I’m not saying that an Andrew Garfield Spider-Man versus Tom Hardy’s Venom movie would be a good or artistically valid idea, but it would probably be an easy commercial success. Thanks to Garfield’s winning supporting performance in No Way Home, the bad financial choices (spending $235 million on a “cheaper” reboot, just making a grimdark remake of Sam Raimi’s Spider-Man) and artistic whiffs (killing off Emma Stone’s Gwen Stacy to appease a vocal minority, marketing Amazing Spider-Man 2 as a Sinister Six backdoor pilot) have all-but-dissipated in terms of their legacy. They are now newly must-see movies, especially for those who avoided them in 2012 and 2014. In a world where marquee characters rule, the only thing that matters about the Amazing Spider-Man movies is that they feature Andrew Garfield’s now-popular interpretation of Peter Parker.  

This, in a film which ended with Tom Holland’s Peter Parker being essentially removed from the broader MCU continuity. I’m not the first person to describe Spider-Man: No Way Home as a metaphorical divorce. Sony produced a sequel to Spider-Man: Far from Home, a film whose $1.131 billion-grossing (including $199 million in China) success was partially predicated on its existence within the MCU (and coming right after Avengers: Endgame), that used its in-universe cliffhanger to hawk its prior Spider-Man franchises, including the failed one.
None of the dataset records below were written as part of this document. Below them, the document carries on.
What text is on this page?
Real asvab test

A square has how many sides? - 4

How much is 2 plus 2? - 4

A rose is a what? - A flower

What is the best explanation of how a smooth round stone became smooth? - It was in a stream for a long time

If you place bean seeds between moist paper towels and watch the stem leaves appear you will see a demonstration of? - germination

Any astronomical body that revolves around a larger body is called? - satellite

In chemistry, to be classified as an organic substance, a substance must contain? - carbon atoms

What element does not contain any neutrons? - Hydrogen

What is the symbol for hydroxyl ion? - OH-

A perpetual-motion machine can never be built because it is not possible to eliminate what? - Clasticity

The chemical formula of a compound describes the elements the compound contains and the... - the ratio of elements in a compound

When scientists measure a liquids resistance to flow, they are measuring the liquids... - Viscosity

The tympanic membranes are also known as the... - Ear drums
It then turned those films into rediscovered gems and climaxed with an ending (everyone forgets that Peter Parker ever existed) whereby Spider-Man is now a lone wolf with zero interaction with the larger MCU. This, after the much-publicized brokered peace concerning Holland’s Spider-Man continuing to exist within the MCU. That’s chutzpah. 

Those negotiations were implicitly predicated on the notion that Sony’s Spider-Man outside the MCU was far less valuable than one within. Spider-Man: No Way Home, a film with a small supporting turn from Doctor Strange but otherwise entirely set within the world of Peter Parker, and one which uses franchise nostalgia from prior non-MCU Spider-Man movies, is going to earn more worldwide (around $1.7 billion), without China no less, than any superhero movie save for the last two Avengers movies ($2.048 billion and $2.8 billion). Oh, and in a year where Marvel ruled the box office, Sony’s Venom: Let There Be Carnage earned $212.5 million domestic and $505 million worldwide. That’s just below Shang-Chi ($225 million) but well above Eternals ($164 million domestic/$399 million worldwide), Black Widow ($185 million/$380 million) and Shang-Chi’s $430 million cume.  

Disney is absolutely entering 2022 on the defensive, although I’m still expecting grandiose things from the next two years of MCU sequels to Doctor Strange, Thor, Black Panther, Captain Marvel, Guardians of the Galaxy and Ant-Man (also… I believe in James Cameron). Moreover, I’m not expecting Sony’s Kraven the Hunter (starring Aaron Johnson) or Morbius (starring Jared Leto) to set the global box office on fire. That said, it may have looked “better” for Disney had Spider-Man: No Way Home performed on par with pre-Covid expectations (think around $1 billion) or under-performed. Such a circumstance would have suggested a ceiling for non-Disney MCU movies and the very idea of global theatrical releases (which plays into the current Disney+-centric strategy). With five Marvel movies released in 2021, the two biggest were the Sony titles. 

No Way Home rejuvenated interest in the blockbuster Sam Raimi-directed/Toby Maguire-led trilogy and spawned retroactive nostalgic interest in another Andrew Garfield-led installment, especially one teaming him with Tom Hardy’s currently popular Venom. Sony used the MCU as a vessel to rehabilitate the image of their earlier failed Spider-Man franchise. They used the third film in the trilogy to metaphorically justifying keeping Holland’s Peter Parker outside of the larger MCU. I’d argue it overperformed in terms of pre-Covid expectations had it opened in July 2021 sans pandemic circumstances, and now No Way Home leaves the “burden of proof” on Disney rather than Sony. When Venom 2 tops $500 million and Sony’s Spider-Man 3 version 2.0 tops $1.5 billion, over/under $400 million isn’t good enough for Disney’s MCU to still be considered the king of the world.